How To Make Grocery Shopping Fun

Updated: Oct 29, 2019


Can taking more time to do a mundane life task like shopping in a more mindful way be useful too? Well, if the way you go about it aligns with your own personal values I think it can - which is why I now shop at farmer’s markets and make a morning outing of the whole grocery gathering expedition rather than endure the soulless tedium of supermarket queues. As a general life principle I have found the simple Pavlovian associating of something that I don’t look forward to with something I do renders the unpleasant pleasant. Playing beautiful music while I clean. Listening to a favourite podcast while I iron.

For me a beautiful farmer’s market humanizes the whole task of grocery shopping. I take the time to talk to vendors I know and have established a relationship with. I meet up with friends for a relaxing cuppa and chat and take some time out to watch the world pass by. I soak in the wonderfully creative, innovative music of some talented busker. 

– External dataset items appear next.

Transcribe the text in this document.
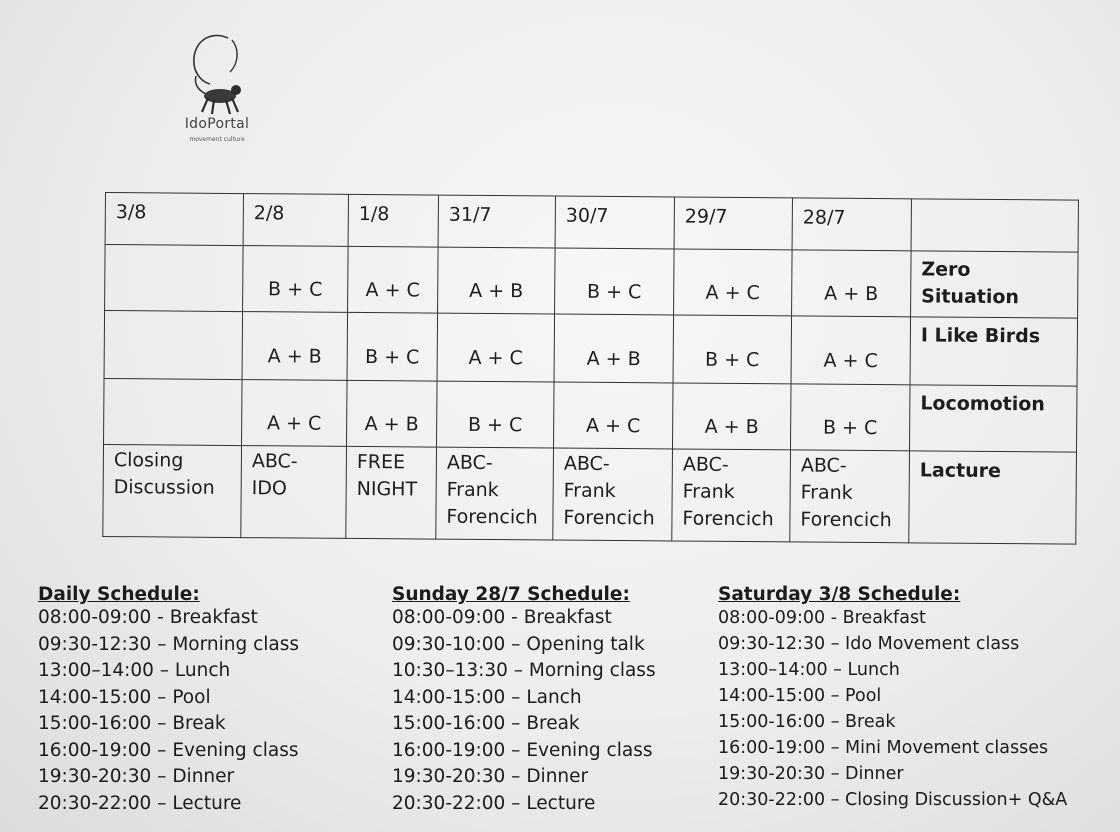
IdoPortal
movement culture
3/8	2/8	1/8	31/7	30/7	29/7	28/7	
	B + C	A + C	A + B	B + C	A + C	A + B	Zero Situation
	A + B	B + C	A + C	A + B	B + C	A + C	I Like Birds
	A + C	A + B	B + C	A + C	A + B	B + C	Locomotion
Closing Discussion	ABC- IDO	FREE NIGHT	ABC- Frank Forencich	ABC- Frank Forencich	ABC- Frank Forencich	ABC- Frank Forencich	Lacture
Daily Schedule:
08:00-09:00 - Breakfast
09:30-12:30 – Morning class
13:00–14:00 – Lunch
14:00-15:00 – Pool
15:00-16:00 – Break
16:00-19:00 – Evening class
19:30-20:30 – Dinner
20:30-22:00 – Lecture
Sunday 28/7 Schedule:
08:00-09:00 - Breakfast
09:30-10:00 – Opening talk
10:30–13:30 – Morning class
14:00-15:00 – Lanch
15:00-16:00 – Break
16:00-19:00 – Evening class
19:30-20:30 – Dinner
20:30-22:00 – Lecture
Saturday 3/8 Schedule:
08:00-09:00 - Breakfast
09:30-12:30 – Ido Movement class
13:00–14:00 – Lunch
14:00-15:00 – Pool
15:00-16:00 – Break
16:00-19:00 – Mini Movement classes
19:30-20:30 – Dinner
20:30-22:00 – Closing Discussion+ Q&A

Sinking into all 5 senses I take my time to navigate the stalls. I admire and select the fresh produce which I remind myself will nourish those I love for the coming week. I let the produce inspire me. 


My shopping trips are now longer but the shopping aspect of them is shorter and the whole experience is far more enjoyable. As Brooke McAlary of the Slow Home Podcast puts it “convenience” can gift us with a little more time, but it can also rob us of opportunities for connection, mindfulness and the fulfillment that comes from creating something from scratch. Convenience food gets me lots of packaging but rarely helps me slow down because I feel compelled to fill the spare time with “something useful.” Shopping is something most of us do at least once a week. Contemplating how I could inject more meaning, enjoyment and connection into what used to be a resented, tedious task has improved my quality of life. It has also helped me slow down and simplify.

I do take a rough menu plan and shopping list but I am also on the look out for the best fruit and veggies of the season. One day I just decided I’d had enough of grocery shopping. There was something about the whole undertaking that felt soul destroying.

I asked my husband to do the shopping with me and told him I wanted to reinvent it as a social outing so I no longer associated it with domestic drudgery. We found a beautiful organic farmer’s market nestled underneath a canopy of massive, old Moreton Bay fig trees - Northey Street Markets, which sits adjacent to an urban permaculture farm. It is on the outskirts of the CBD but once within the embrace of those ancient trees you feel worlds away from city life. There is something nostalgic and yesteryear about Northey Street. Sure the organic produce is more expensive here. But I have crunched the numbers and found that if I cook simple meals from whole foods and cut back on meat my weekly food expenses compare very favourably with the average Australian family of my size.

I tend to construct my own meals from fridge and pantry staples now rather than follow recipes because I find I am more likely to use up all of the ingredients I buy. My fridge and pantry start to look familiar and there is less wastage of exotic ingredients I may not use again. I have a kitchen and pantry staples list which resides on the inside of my pantry door. This makes compiling a shopping list fast. I pull it off it’s blue-tack backing and check it against fridge and pantry supplies. I also have a black board shopping list board so my family can mark down what has been used up before we go shopping. If I want to do a mini, mid-week shop I take a photo of it with my mobile phone.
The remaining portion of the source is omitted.